Uma alteração na superfície da córnea, fazendo com que ela adquira um formato cônico e irregular. A condição é conhecida como ceratocone, uma doença que atinge um indivíduo a cada dois mil. Em razão da alta irregularidade, ocorre afinamento corneano, o que provoca miopia e astigmatismo progressivos, chegando a graus altíssimos. A doença é uma das maiores causas de transplante de córnea no Brasil.
Estudo realizado, este ano, pelo Sistema de Saúde da Universidade de Michigan, nos Estados Unidos, apresentou algumas descobertas sobre a doença. Trata-se da maior pesquisa já realizada sobre o assunto. Foram utilizados dados de 16 mil pessoas com ceratocone, além de outras oito mil que não a tem.
De acordo com a oftalmologista Meibal Junqueira, integrante do corpo clínico do Instituto de Moléstias Oculares, em São Paulo, o estudo ajudou a confirmar suspeitas previamente levantadas por pesquisas menores. “Já era sabido que os homens apresentavam maior risco para a doença e isso foi confirmado”, aponta.
A pesquisa demostrou que a doença tem maior incidência entre homens de 30 a 40 anos, afrodescendentes e latino-americanos, sendo 50% superior do que em brancos. Essa especificação era desconhecida. Pessoas com asma e apneia do sono apresentam maior risco de desenvolver ceratocone, assim como quem tem síndrome de Down. Por outro lado, mulheres e pessoas de descendência asiática têm menor risco.
Uma das descobertas que chamou atenção dos especialistas é a menor incidência em pessoas com diabete. Meibal explica que pode se perceber “um possível efeito protetor da diabete”. “Enquanto a doença causa outros efeitos negativos para a visão, a córnea parece ser reforçada como um subproduto dessas mudanças”. Em pessoas que desenvolveram algum tipo de complicação por diabete, há uma probabilidade inferior a 20% de desenvolvimento da doença.
Descartou-se a relação de doenças crônicas como rinite alérgica, prolapso da válvula mitral, doença vascular do colágeno, aneurisma da aorta e depressão com o desenvolvimento da condição. “Mas, quando se trata de pessoas diagnosticadas com apneia do sono, há uma probabilidade estatisticamente maior de elas desenvolverem ceratocone.
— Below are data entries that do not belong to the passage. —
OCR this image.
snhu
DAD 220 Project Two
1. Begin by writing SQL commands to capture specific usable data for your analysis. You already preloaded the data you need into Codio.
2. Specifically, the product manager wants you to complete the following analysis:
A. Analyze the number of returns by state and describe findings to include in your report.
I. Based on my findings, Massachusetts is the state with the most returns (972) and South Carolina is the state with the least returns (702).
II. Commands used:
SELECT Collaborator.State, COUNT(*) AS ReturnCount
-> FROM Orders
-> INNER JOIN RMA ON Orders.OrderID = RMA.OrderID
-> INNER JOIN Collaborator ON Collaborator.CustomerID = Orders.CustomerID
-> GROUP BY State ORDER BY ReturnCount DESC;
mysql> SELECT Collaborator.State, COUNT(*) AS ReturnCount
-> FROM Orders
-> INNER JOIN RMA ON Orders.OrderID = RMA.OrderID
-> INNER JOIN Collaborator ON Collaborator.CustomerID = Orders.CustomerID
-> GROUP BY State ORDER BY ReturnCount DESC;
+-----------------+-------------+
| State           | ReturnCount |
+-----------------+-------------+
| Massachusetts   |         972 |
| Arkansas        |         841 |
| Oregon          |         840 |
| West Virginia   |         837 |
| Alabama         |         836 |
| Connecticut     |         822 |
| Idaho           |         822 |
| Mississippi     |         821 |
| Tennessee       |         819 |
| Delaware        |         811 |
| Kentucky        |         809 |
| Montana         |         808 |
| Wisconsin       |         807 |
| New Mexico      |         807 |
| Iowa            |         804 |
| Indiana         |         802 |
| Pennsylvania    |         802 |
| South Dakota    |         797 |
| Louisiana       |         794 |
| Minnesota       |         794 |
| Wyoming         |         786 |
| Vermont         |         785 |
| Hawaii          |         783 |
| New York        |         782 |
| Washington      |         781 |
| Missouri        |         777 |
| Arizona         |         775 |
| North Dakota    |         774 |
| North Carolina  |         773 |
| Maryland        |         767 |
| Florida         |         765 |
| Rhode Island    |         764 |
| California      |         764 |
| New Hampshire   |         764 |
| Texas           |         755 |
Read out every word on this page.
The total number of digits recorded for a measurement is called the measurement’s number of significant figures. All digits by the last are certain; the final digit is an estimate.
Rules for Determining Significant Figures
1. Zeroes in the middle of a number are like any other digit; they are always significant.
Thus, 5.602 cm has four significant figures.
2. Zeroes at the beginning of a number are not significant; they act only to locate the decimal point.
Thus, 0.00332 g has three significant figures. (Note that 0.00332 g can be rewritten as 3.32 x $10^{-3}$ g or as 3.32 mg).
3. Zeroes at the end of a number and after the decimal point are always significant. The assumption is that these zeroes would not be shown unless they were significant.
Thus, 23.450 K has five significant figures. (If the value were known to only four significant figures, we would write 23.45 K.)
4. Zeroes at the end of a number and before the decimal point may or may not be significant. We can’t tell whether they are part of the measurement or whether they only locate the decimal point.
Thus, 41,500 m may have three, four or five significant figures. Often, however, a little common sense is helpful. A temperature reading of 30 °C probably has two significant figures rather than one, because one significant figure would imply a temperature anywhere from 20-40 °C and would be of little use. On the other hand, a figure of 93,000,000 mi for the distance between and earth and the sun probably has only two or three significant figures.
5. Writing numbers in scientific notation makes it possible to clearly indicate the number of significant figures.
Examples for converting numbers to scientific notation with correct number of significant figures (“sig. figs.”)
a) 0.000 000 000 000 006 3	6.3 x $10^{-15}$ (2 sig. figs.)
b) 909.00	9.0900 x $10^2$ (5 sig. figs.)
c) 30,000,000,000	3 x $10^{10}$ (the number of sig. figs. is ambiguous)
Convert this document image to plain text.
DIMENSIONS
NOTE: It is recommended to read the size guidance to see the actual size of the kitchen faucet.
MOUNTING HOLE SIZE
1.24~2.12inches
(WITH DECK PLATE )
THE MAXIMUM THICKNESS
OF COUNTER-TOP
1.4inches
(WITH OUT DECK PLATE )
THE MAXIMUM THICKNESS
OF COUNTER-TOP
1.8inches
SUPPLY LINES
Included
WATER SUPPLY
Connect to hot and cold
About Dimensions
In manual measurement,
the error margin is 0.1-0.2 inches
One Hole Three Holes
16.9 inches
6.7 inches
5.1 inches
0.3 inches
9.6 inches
Da mesma forma, as pessoas com asma apresentam maiores chances de ter irregularidades na córnea”, afirma.
Outro dado apresentado diz respeito às pessoas com síndrome de Down. A chance de desenvolver ceratocone nesses casos é seis vezes maior do que entre outros públicos. “Esse risco também já era conhecido e reforça a grande importância do rastreio e tratamento da condição em membros da comunidade de síndrome de Down, começando ainda numa idade jovem”, explica Meibal.
A DOENÇA
O ceratocone é causado por alterações das fibras de colágeno que fazem com que a córnea adquira formato cônico e irregular. Por se tratar de uma condição progressiva, ela pode piorar muito a qualidade da visão com o tempo, levando, até mesmo, à necessidade de transplante de córnea. O aumento do grau de miopia e astigmatismo também é um dos sintomas mais comuns. Em pessoas com a doença, essas condições dificilmente se estabilizam.
De acordo com o oftalmologista Virgílio Centurion, diretor do Instituto de Moléstias Oculares (IMO), os tratamentos se desenvolveram muito durante a última década. “Mas muitas pessoas não recebem o diagnóstico suficientemente cedo para tirar o máximo proveito deles”, afirma. Um dos motivos é a dificuldade de realizar o diagnóstico nos estágios iniciais da doença.
Em sua fase inicial, o ceratocone pode se apresentar como um astigmatismo irregular, o que leva a mudanças constantes de grau. Para que a doença seja diagnosticada em definitivo, torna-se necessária a realização de exames como a topografia corneana. O ceratocone pode ser diagnosticado como de grau I (incipiente), grau II (moderado), grau III (alto) e grau IV (avançado), entretanto, atualmente, alguns especialistas consideram também grau V (extremo).